The Internal Revenue Service is making a priority of cracking down on complex financial instruments created by banks such as UBS AG and Citigroup Inc. that are designed to help offshore hedge funds avoid a 30 percent dividend tax.

The Internal Revenue Service is making a priority of cracking down on complex financial instruments created by banks such as UBS AG and Citigroup Inc. that are designed to help offshore hedge funds avoid a 30 percent dividend tax.

IRS Commissioner Doug Shulman said yesterday that the tax-collecting agency designated these instruments, called derivatives, a "Tier 1" issue, requiring auditors to flag the transactions when they encounter them during examinations, examine how they are structured, and report them to the national IRS office to be cataloged.

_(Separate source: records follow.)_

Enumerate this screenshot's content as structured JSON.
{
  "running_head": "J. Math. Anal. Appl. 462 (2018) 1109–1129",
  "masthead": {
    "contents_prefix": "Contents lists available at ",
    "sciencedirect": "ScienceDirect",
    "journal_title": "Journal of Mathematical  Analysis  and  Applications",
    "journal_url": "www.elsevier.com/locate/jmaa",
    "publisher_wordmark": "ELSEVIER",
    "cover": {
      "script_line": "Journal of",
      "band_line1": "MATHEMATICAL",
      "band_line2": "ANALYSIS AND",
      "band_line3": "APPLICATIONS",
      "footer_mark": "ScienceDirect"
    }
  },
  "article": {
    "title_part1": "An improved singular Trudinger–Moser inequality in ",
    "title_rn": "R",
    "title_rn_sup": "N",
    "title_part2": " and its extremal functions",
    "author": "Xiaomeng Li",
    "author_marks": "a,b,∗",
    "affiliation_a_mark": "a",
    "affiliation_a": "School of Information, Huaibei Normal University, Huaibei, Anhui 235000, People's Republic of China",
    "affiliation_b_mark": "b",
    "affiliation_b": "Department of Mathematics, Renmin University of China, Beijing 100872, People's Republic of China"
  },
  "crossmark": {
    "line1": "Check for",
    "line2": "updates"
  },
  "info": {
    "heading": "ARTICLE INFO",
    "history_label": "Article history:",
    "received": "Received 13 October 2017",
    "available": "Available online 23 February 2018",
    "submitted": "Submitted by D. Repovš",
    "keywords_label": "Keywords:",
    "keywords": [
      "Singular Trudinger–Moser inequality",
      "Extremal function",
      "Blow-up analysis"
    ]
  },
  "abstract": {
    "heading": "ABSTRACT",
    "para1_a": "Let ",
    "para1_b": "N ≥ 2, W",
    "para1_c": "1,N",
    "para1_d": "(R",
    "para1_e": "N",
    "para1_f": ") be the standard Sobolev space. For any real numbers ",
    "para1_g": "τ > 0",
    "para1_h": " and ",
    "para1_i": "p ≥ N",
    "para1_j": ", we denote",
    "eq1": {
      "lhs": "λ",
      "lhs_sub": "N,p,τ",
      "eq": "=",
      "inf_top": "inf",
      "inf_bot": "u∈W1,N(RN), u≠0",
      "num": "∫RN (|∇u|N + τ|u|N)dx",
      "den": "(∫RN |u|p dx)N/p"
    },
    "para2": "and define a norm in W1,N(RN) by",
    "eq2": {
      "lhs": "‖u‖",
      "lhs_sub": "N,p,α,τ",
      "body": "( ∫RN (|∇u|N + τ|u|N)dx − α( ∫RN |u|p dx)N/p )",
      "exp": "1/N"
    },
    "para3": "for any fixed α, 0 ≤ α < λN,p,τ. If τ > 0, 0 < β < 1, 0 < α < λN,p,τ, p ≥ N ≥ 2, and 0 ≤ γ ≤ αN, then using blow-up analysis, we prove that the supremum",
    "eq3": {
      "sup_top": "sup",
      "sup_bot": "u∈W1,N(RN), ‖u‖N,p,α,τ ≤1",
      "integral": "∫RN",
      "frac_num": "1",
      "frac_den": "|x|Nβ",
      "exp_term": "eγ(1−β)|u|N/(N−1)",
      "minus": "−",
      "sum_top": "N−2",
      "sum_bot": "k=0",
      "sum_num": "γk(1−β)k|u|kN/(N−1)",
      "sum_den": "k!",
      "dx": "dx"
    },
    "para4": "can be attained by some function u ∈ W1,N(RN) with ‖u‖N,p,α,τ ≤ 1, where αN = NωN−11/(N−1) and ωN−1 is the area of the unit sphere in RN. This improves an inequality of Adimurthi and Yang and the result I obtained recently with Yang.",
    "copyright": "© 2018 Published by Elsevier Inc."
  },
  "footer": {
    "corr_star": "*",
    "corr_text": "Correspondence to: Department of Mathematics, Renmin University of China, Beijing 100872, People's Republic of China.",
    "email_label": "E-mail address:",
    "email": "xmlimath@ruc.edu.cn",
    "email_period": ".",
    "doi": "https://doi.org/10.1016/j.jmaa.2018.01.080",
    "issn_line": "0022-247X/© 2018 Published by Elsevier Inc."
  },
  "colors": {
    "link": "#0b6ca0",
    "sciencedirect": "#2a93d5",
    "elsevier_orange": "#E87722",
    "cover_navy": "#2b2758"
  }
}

The agency was criticized in September by the Senate's Permanent Subcommittee on Investigations for looking the other way while securities firms sold complicated financial products designed to skirt laws requiring them to withhold U.S. taxes on stock dividends paid to offshore investors.

"The tier-issue process will provide the needed organizational priority and coordination to ensure taxpayer compliance with the U.S. withholding tax provisions," Shulman said at a conference of tax lawyers in Washington.

The Senate panel's report said Citigroup, Morgan Stanley and Deutsche Bank AG also profited by creating and selling "dividend-enhancement" products with no legitimate investment purpose besides enabling investors to avoid taxes.

Morgan Stanley's dividend-enhancement products generated $25 million of revenue for the company in 2004 alone, and cost the U.S. government more than $300 million in unpaid taxes from 2000 through 2007, the report said.

Separately, Shulman said he intended to expand a program the IRS started with Canada, Australia, Japan, and the United Kingdom that allows the tax agencies to share information daily about abusive tax shelters as well as the banks, lawyers and accountants that promote them.

Shulman said he wanted to expand the program, known as the Joint International Tax Shelter Information Center "beyond its roots in combating tax shelters" to include broader areas of cooperation. Countries participating currently only exchange information about specific transactions.